Mais il faut remonter encore plus loin dans le temps pour comprendre la bonne image dont jouit aujourd’hui la Suisse en Chine: au XVIIIe siècle. Lors de trois longs voyages entre 1779 et 1793, Charles de Constant, neveu de Benjamin, faisait déjà des affaires à Canton et rédige Notes sur la Chine et les Chinois. «Même la fascination pour les montres est de longue date, ajoute Gérald Béroud, fondateur de Sinoptic, plateforme de services et études du monde chinois. Franz Stadlin, frère jésuite et maître horloger (1658-1740), a travaillé trente-trois ans en Chine, et y a été au service de l’empereur jusqu’à sa mort.»

De plus, traumatisée par les invasions étrangères passées, la Chine nourrit un certain respect pour l’histoire internationale de la Suisse qui, contrairement aux Français, Allemands et Britanniques, n’a jamais eu de concessions en Chine. De plus, elle n’a ni participé aux guerres de l’opium ni à la Seconde Guerre mondiale. Enfin, contrairement aux Américains, la Suisse ne cherche pas à s’immiscer dans ses affaires internes et ne dispose pas d’un grand pouvoir de coercition.

Pourtant, notre pays incarne, a priori, un modèle politique opposé à celui de la Chine. Une démocratie semi-directe basée sur le pluripartisme, un Etat fédéral officiellement plurilingue. Alors, en portant la Suisse aux nues auprès de Chinois habitués au règne d’un parti unique et de l’ethnie Han, le PCC ne scie-t-il pas la branche sur laquelle il est assis? «Non, la Suisse donne l’idée d’un pays qui respecte ses minorités et c’est l’image que la Chine veut se donner», répondent plusieurs expatriés. L’ex-ambassadeur Blaise Godet rappelle aussi que les dirigeants chinois admirent la stabilité politique dont a fait preuve la Suisse à travers l’histoire. «Le peuple suisse a son mot à dire et ça marche. C’est cela qui compte, même si notre système est différent du leur. Par ailleurs, si le pluripartisme est aujourd’hui encore tabou, les dirigeants ne disent pas que ça n’arrivera jamais.»

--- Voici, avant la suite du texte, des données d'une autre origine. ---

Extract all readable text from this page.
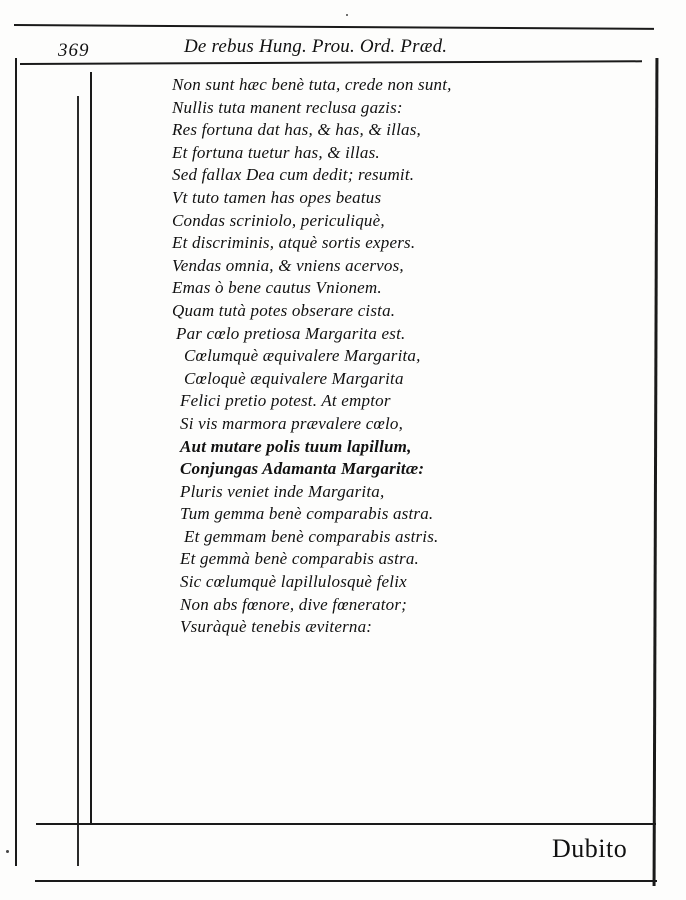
369	De rebus Hung. Prou. Ord. Præd.
Non sunt hæc benè tuta, crede non sunt,
Nullis tuta manent reclusa gazis:
Res fortuna dat has, & has, & illas,
Et fortuna tuetur has, & illas.
Sed fallax Dea cum dedit; resumit.
Vt tuto tamen has opes beatus
Condas scriniolo, periculiquè,
Et discriminis, atquè sortis expers.
Vendas omnia, & vniens acervos,
Emas ò bene cautus Vnionem.
Quam tutà potes obserare cista.
Par cœlo pretiosa Margarita est.
Cœlumquè æquivalere Margarita,
Cœloquè æquivalere Margarita
Felici pretio potest. At emptor
Si vis marmora prævalere cœlo,
Aut mutare polis tuum lapillum,
Conjungas Adamanta Margaritæ:
Pluris veniet inde Margarita,
Tum gemma benè comparabis astra.
Et gemmam benè comparabis astris.
Et gemmà benè comparabis astra.
Sic cœlumquè lapillulosquè felix
Non abs fœnore, dive fœnerator;
Vsuràquè tenebis æviterna:
Dubito
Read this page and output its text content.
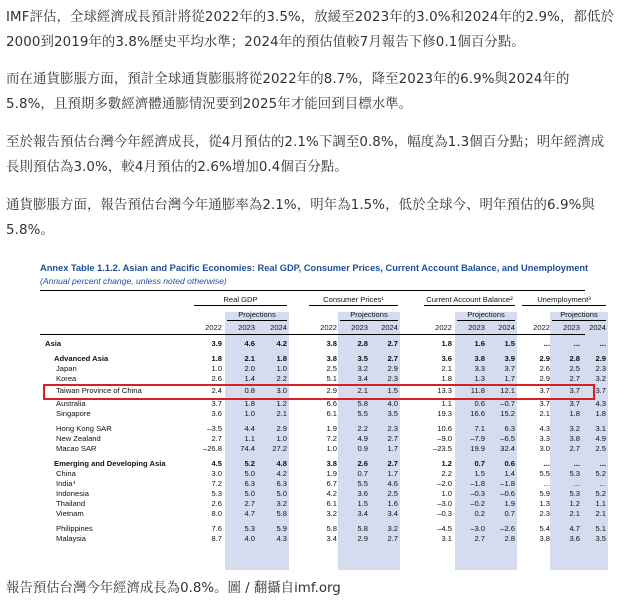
IMF評估，全球經濟成長預計將從2022年的3.5%，放緩至2023年的3.0%和2024年的2.9%，都低於2000到2019年的3.8%歷史平均水準；2024年的預估值較7月報告下修0.1個百分點。

而在通貨膨脹方面，預計全球通貨膨脹將從2022年的8.7%，降至2023年的6.9%與2024年的5.8%，且預期多數經濟體通膨情況要到2025年才能回到目標水準。

至於報告預估台灣今年經濟成長，從4月預估的2.1%下調至0.8%，幅度為1.3個百分點；明年經濟成長則預估為3.0%，較4月預估的2.6%增加0.4個百分點。

通貨膨脹方面，報告預估台灣今年通膨率為2.1%，明年為1.5%，低於全球今、明年預估的6.9%與5.8%。

Annex Table 1.1.2. Asian and Pacific Economies: Real GDP, Consumer Prices, Current Account Balance, and Unemployment
(Annual percent change, unless noted otherwise)
Real GDP
Projections
2022	2023	2024
Consumer Prices¹
Projections
2022	2023	2024
Current Account Balance²
Projections
2022	2023	2024
Unemployment³
Projections
2022	2023	2024
Asia	3.9	4.6	4.2	3.8	2.8	2.7	1.8	1.6	1.5	...	...	...
Advanced Asia	1.8	2.1	1.8	3.8	3.5	2.7	3.6	3.8	3.9	2.9	2.8	2.9
Japan	1.0	2.0	1.0	2.5	3.2	2.9	2.1	3.3	3.7	2.6	2.5	2.3
Korea	2.6	1.4	2.2	5.1	3.4	2.3	1.8	1.3	1.7	2.9	2.7	3.2
Taiwan Province of China	2.4	0.8	3.0	2.9	2.1	1.5	13.3	11.8	12.1	3.7	3.7	3.7
Australia	3.7	1.8	1.2	6.6	5.8	4.0	1.1	0.6	–0.7	3.7	3.7	4.3
Singapore	3.6	1.0	2.1	6.1	5.5	3.5	19.3	16.6	15.2	2.1	1.8	1.8
Hong Kong SAR	–3.5	4.4	2.9	1.9	2.2	2.3	10.6	7.1	6.3	4.3	3.2	3.1
New Zealand	2.7	1.1	1.0	7.2	4.9	2.7	–9.0	–7.9	–6.5	3.3	3.8	4.9
Macao SAR	–26.8	74.4	27.2	1.0	0.9	1.7	–23.5	19.9	32.4	3.0	2.7	2.5
Emerging and Developing Asia	4.5	5.2	4.8	3.8	2.6	2.7	1.2	0.7	0.6	...	...	...
China	3.0	5.0	4.2	1.9	0.7	1.7	2.2	1.5	1.4	5.5	5.3	5.2
India⁴	7.2	6.3	6.3	6.7	5.5	4.6	–2.0	–1.8	–1.8	...	...	...
Indonesia	5.3	5.0	5.0	4.2	3.6	2.5	1.0	–0.3	–0.6	5.9	5.3	5.2
Thailand	2.6	2.7	3.2	6.1	1.5	1.6	–3.0	–0.2	1.9	1.3	1.2	1.1
Vietnam	8.0	4.7	5.8	3.2	3.4	3.4	–0.3	0.2	0.7	2.3	2.1	2.1
Philippines	7.6	5.3	5.9	5.8	5.8	3.2	–4.5	–3.0	–2.6	5.4	4.7	5.1
Malaysia	8.7	4.0	4.3	3.4	2.9	2.7	3.1	2.7	2.8	3.8	3.6	3.5
報告預估台灣今年經濟成長為0.8%。圖 / 翻攝自imf.org
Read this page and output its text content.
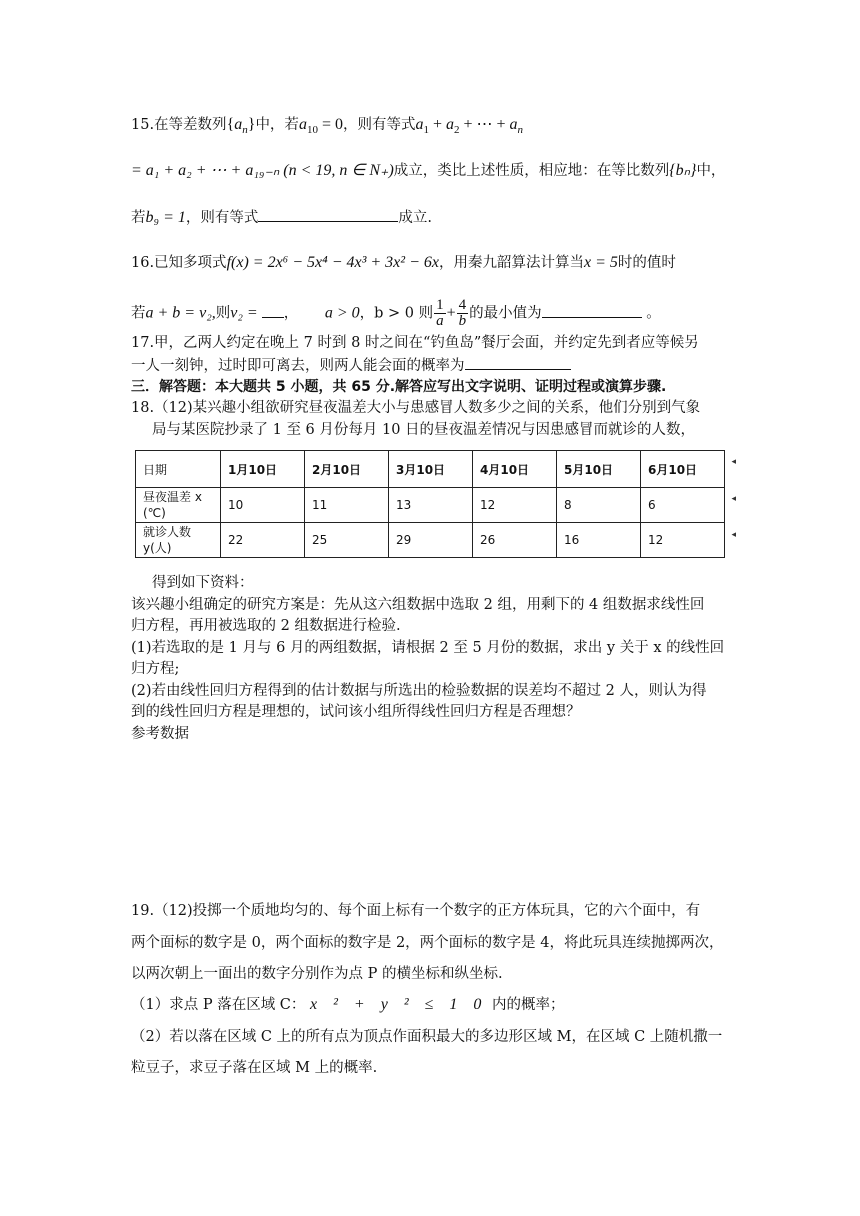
15.在等差数列$\{a_n\}$中，若$a_{10} = 0$，则有等式$a_1 + a_2$ + ⋯ + $a_n$
= a₁ + a₂ + ⋯ + a₁₉₋ₙ (n < 19, n ∈ N₊)成立，类比上述性质，相应地：在等比数列{bₙ}中，
若b₉ = 1，则有等式	成立.
16.已知多项式f(x) = 2x⁶ − 5x⁴ − 4x³ + 3x² − 6x，用秦九韶算法计算当x = 5时的值时
若a + b = v₂,则v₂ = ， a > 0，b > 0 则 $\frac{1}{a} + \frac{4}{b}$ 的最小值为	。
17.甲，乙两人约定在晚上 7 时到 8 时之间在“钓鱼岛”餐厅会面，并约定先到者应等候另
一人一刻钟，过时即可离去，则两人能会面的概率为
三．解答题：本大题共 5 小题，共 65 分.解答应写出文字说明、证明过程或演算步骤.
18.（12)某兴趣小组欲研究昼夜温差大小与患感冒人数多少之间的关系，他们分别到气象
局与某医院抄录了 1 至 6 月份每月 10 日的昼夜温差情况与因患感冒而就诊的人数，
日期	1月10日	2月10日	3月10日	4月10日	5月10日	6月10日
昼夜温差 x
(℃)	10	11	13	12	8	6
就诊人数
y(人)	22	25	29	26	16	12
◂
◂
◂
得到如下资料：
该兴趣小组确定的研究方案是：先从这六组数据中选取 2 组，用剩下的 4 组数据求线性回
归方程，再用被选取的 2 组数据进行检验.
(1)若选取的是 1 月与 6 月的两组数据，请根据 2 至 5 月份的数据，求出 y 关于 x 的线性回
归方程;
(2)若由线性回归方程得到的估计数据与所选出的检验数据的误差均不超过 2 人，则认为得
到的线性回归方程是理想的，试问该小组所得线性回归方程是否理想？
参考数据
19.（12)投掷一个质地均匀的、每个面上标有一个数字的正方体玩具，它的六个面中，有
两个面标的数字是 0，两个面标的数字是 2，两个面标的数字是 4，将此玩具连续抛掷两次，
以两次朝上一面出的数字分别作为点 P 的横坐标和纵坐标.
（1）求点 P 落在区域 C： x ² + y ² ≤ 1 0 内的概率；
（2）若以落在区域 C 上的所有点为顶点作面积最大的多边形区域 M，在区域 C 上随机撒一
粒豆子，求豆子落在区域 M 上的概率.
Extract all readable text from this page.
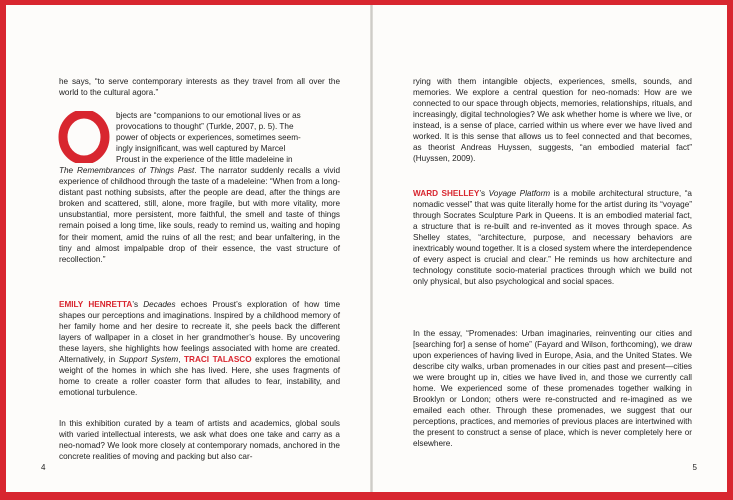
he says, “to serve contemporary interests as they travel from all over the world to the cultural agora.”

O	bjects are “companions to our emotional lives or as
provocations to thought” (Turkle, 2007, p. 5). The
power of objects or experiences, sometimes seem-
ingly insignificant, was well captured by Marcel
Proust in the experience of the little madeleine in

The Remembrances of Things Past. The narrator suddenly recalls a vivid experience of childhood through the taste of a madeleine: “When from a long-distant past nothing subsists, after the people are dead, after the things are broken and scattered, still, alone, more fragile, but with more vitality, more unsubstantial, more persistent, more faithful, the smell and taste of things remain poised a long time, like souls, ready to remind us, waiting and hoping for their moment, amid the ruins of all the rest; and bear unfaltering, in the tiny and almost impalpable drop of their essence, the vast structure of recollection.”

EMILY HENRETTA’s Decades echoes Proust’s exploration of how time shapes our perceptions and imaginations. Inspired by a childhood memory of her family home and her desire to recreate it, she peels back the different layers of wallpaper in a closet in her grandmother’s house. By uncovering these layers, she highlights how feelings associated with home are created. Alternatively, in Support System, TRACI TALASCO explores the emotional weight of the homes in which she has lived. Here, she uses fragments of home to create a roller coaster form that alludes to fear, instability, and emotional turbulence.

In this exhibition curated by a team of artists and academics, global souls with varied intellectual interests, we ask what does one take and carry as a neo-nomad? We look more closely at contemporary nomads, anchored in the concrete realities of moving and packing but also car-

4

rying with them intangible objects, experiences, smells, sounds, and memories. We explore a central question for neo-nomads: How are we connected to our space through objects, memories, relationships, rituals, and increasingly, digital technologies? We ask whether home is where we live, or instead, is a sense of place, carried within us where ever we have lived and worked. It is this sense that allows us to feel connected and that becomes, as theorist Andreas Huyssen, suggests, “an embodied material fact” (Huyssen, 2009).

WARD SHELLEY’s Voyage Platform is a mobile architectural structure, “a nomadic vessel” that was quite literally home for the artist during its “voyage” through Socrates Sculpture Park in Queens. It is an embodied material fact, a structure that is re-built and re-invented as it moves through space. As Shelley states, “architecture, purpose, and necessary behaviors are inextricably wound together. It is a closed system where the interdependence of every aspect is crucial and clear.” He reminds us how architecture and technology constitute socio-material practices through which we build not only physical, but also psychological and social spaces.

In the essay, “Promenades: Urban imaginaries, reinventing our cities and [searching for] a sense of home” (Fayard and Wilson, forthcoming), we draw upon experiences of having lived in Europe, Asia, and the United States. We describe city walks, urban promenades in our cities past and present—cities we were brought up in, cities we have lived in, and those we currently call home. We experienced some of these promenades together walking in Brooklyn or London; others were re-constructed and re-imagined as we emailed each other. Through these promenades, we suggest that our perceptions, practices, and memories of previous places are intertwined with the present to construct a sense of place, which is never completely here or elsewhere.

5
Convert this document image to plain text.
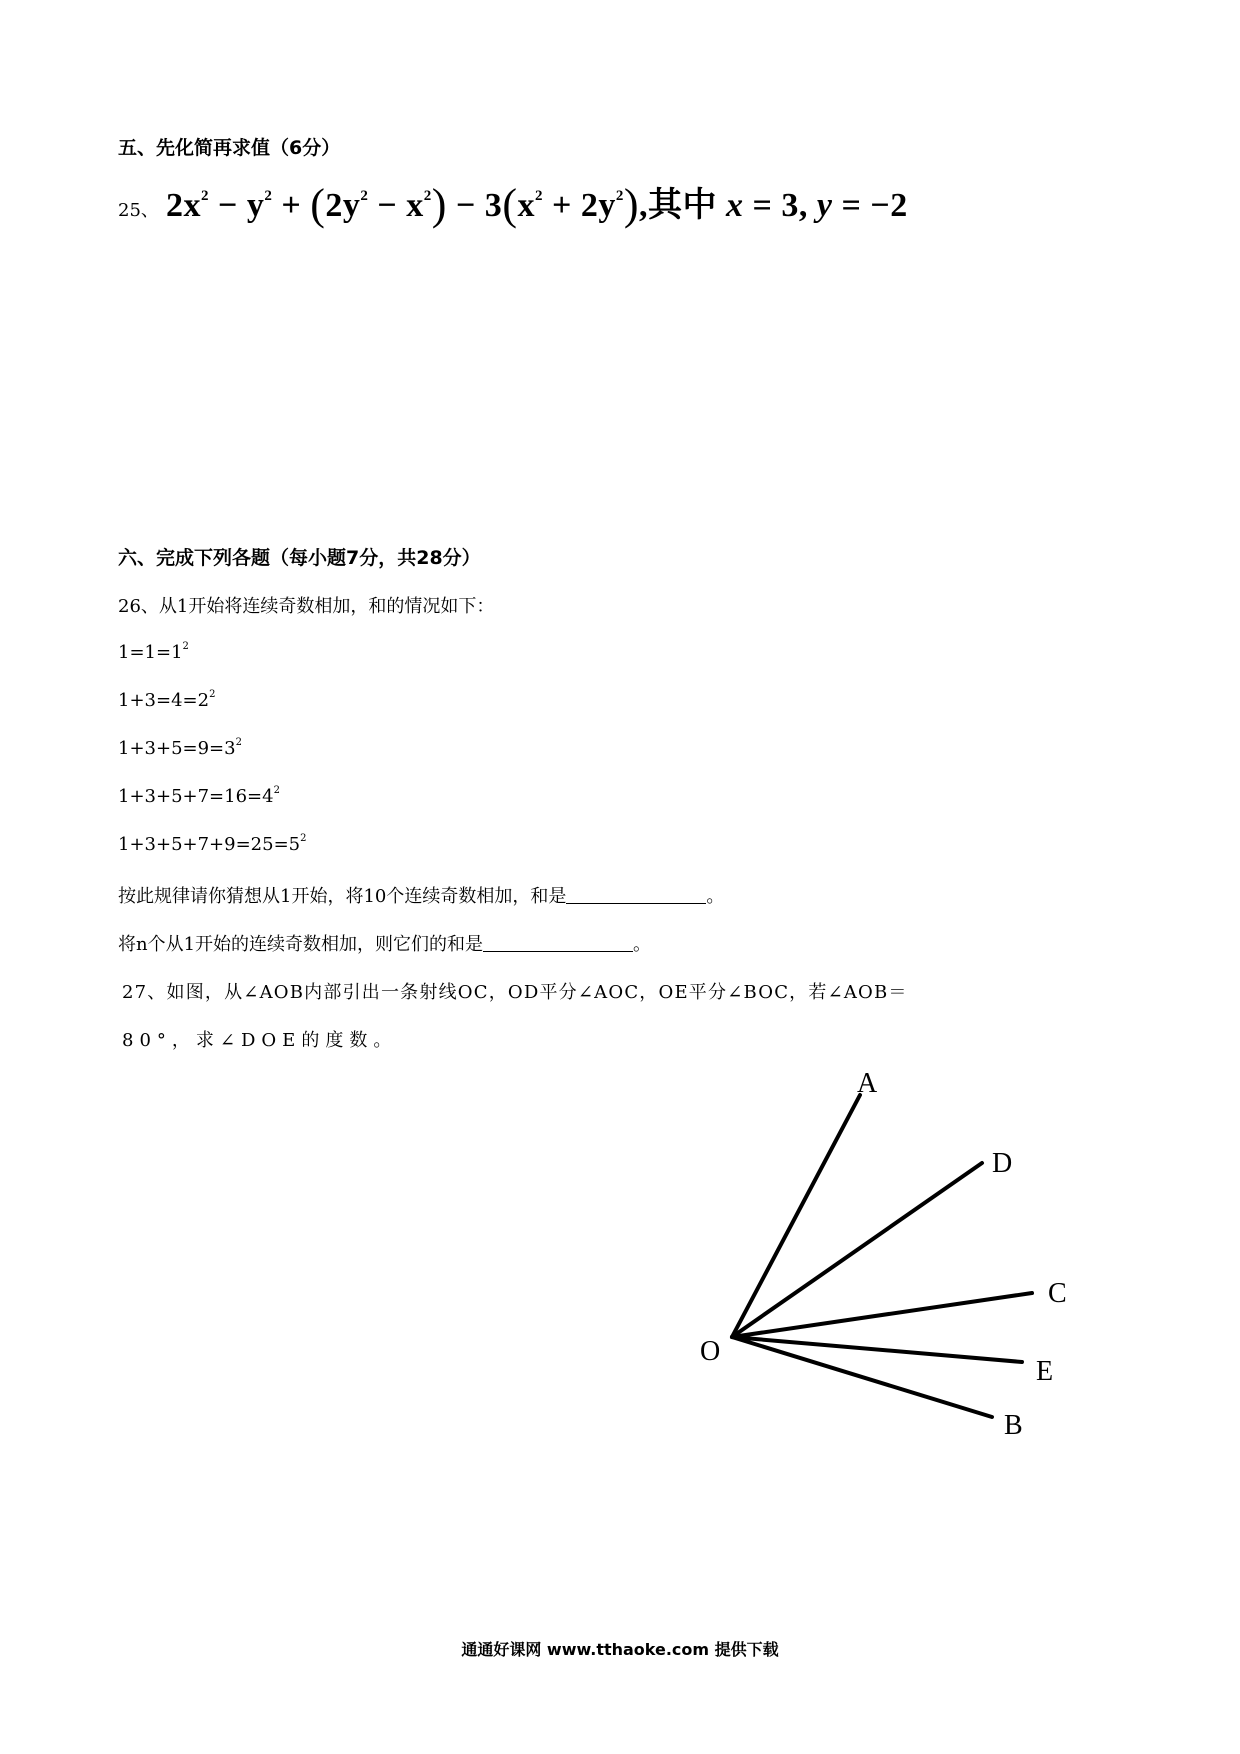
五、先化简再求值（6分）
25、 $2x^2 - y^2 + (2y^2 - x^2) - 3(x^2 + 2y^2)$,其中 x = 3, y = −2
六、完成下列各题（每小题7分，共28分）
26、从1开始将连续奇数相加，和的情况如下：
$1=1=1^2$
$1+3=4=2^2$
$1+3+5=9=3^2$
$1+3+5+7=16=4^2$
$1+3+5+7+9=25=5^2$
按此规律请你猜想从1开始，将10个连续奇数相加，和是	。
将n个从1开始的连续奇数相加，则它们的和是	。
27、如图，从∠AOB内部引出一条射线OC，OD平分∠AOC，OE平分∠BOC，若∠AOB＝
80°，求∠DOE的度数。
A
D
C
E
B
O
通通好课网 www.tthaoke.com 提供下载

Etudiant en master à l’EPFL, Peng Cui, 25 ans, arrivé en Suisse en 2011, estime que les deux pays partagent un certain sens du pragmatisme qui fait que «ce n’est pas difficile pour eux de s’entendre».

Admiré, respecté des Chinois et de leurs dirigeants, le petit jardin helvétique reste pourtant en partie méconnu. Les Chinois connaissent encore mal tout ce qui se fait dans les domaines de l’innovation, de la technologie de pointe ou encore de l’éducation, même si des noms comme Novartis et Nestlé restent célèbres. «Nous avons par exemple de très bonnes universités mais peu d’étudiants chinois, et pas toujours les meilleurs. Nos plus gros concurrents sont les Etats-Unis, la Grande-Bretagne, la France ou l’Allemagne», regrette, depuis Shanghai, Pascal Marmier, directeur de swiss­nex China, organisation gouvernementale qui promeut l’excellence helvétique dans ces trois domaines. Si la Suisse souffre d’un déficit d’image en matière d’innovation et de technologie, le storytelling du tourisme helvétique n’en tient paradoxalement pas compte. «Notre mission est de vendre les aspects touristiques de la Suisse qui intéressent les Chinois de prime abord», rétorque Véronique Kanel. Chez Présence Suisse, on préfère couper la poire en deux. «Nous travaillons sur des domaines plus ou moins clichés pour élargir la connaissance que les Chinois en ont. Par exemple, l’horlogerie est un bon trait d’union entre le stéréotype et l’esprit innovateur qui caractérise notre industrie», détaille Nicolas Bideau, directeur de l’organe fédéral chargé de la promotion de la Suisse à l’étranger.

Mauvaises herbes. La Suisse a beau être le «jardin du monde», elle n’échappe pas pour autant à ce que les Chinois considèrent comme de mauvaises herbes. Ainsi, ils n’ignorent pas que la Confédération abrite la deuxième plus grande communauté tibétaine hors d’Asie. En 1999, des manifestants pro-tibétains débarqués à Berne en pleine visite officielle de Jiang Zemin lui avaient fait piquer une colère noire. Et, en 2010, l’accueil par le Jura de deux réfugiés ouïgours, ex-prisonniers de Guantánamo, a aussi fortement courroucé Pékin. Mais sans dommages collatéraux – au contraire de la Suède dont les négociations commerciales avec l’Empire du Milieu ont été rompues depuis qu’elle a décerné le prix Nobel au dissident chinois Liu Xiaobo.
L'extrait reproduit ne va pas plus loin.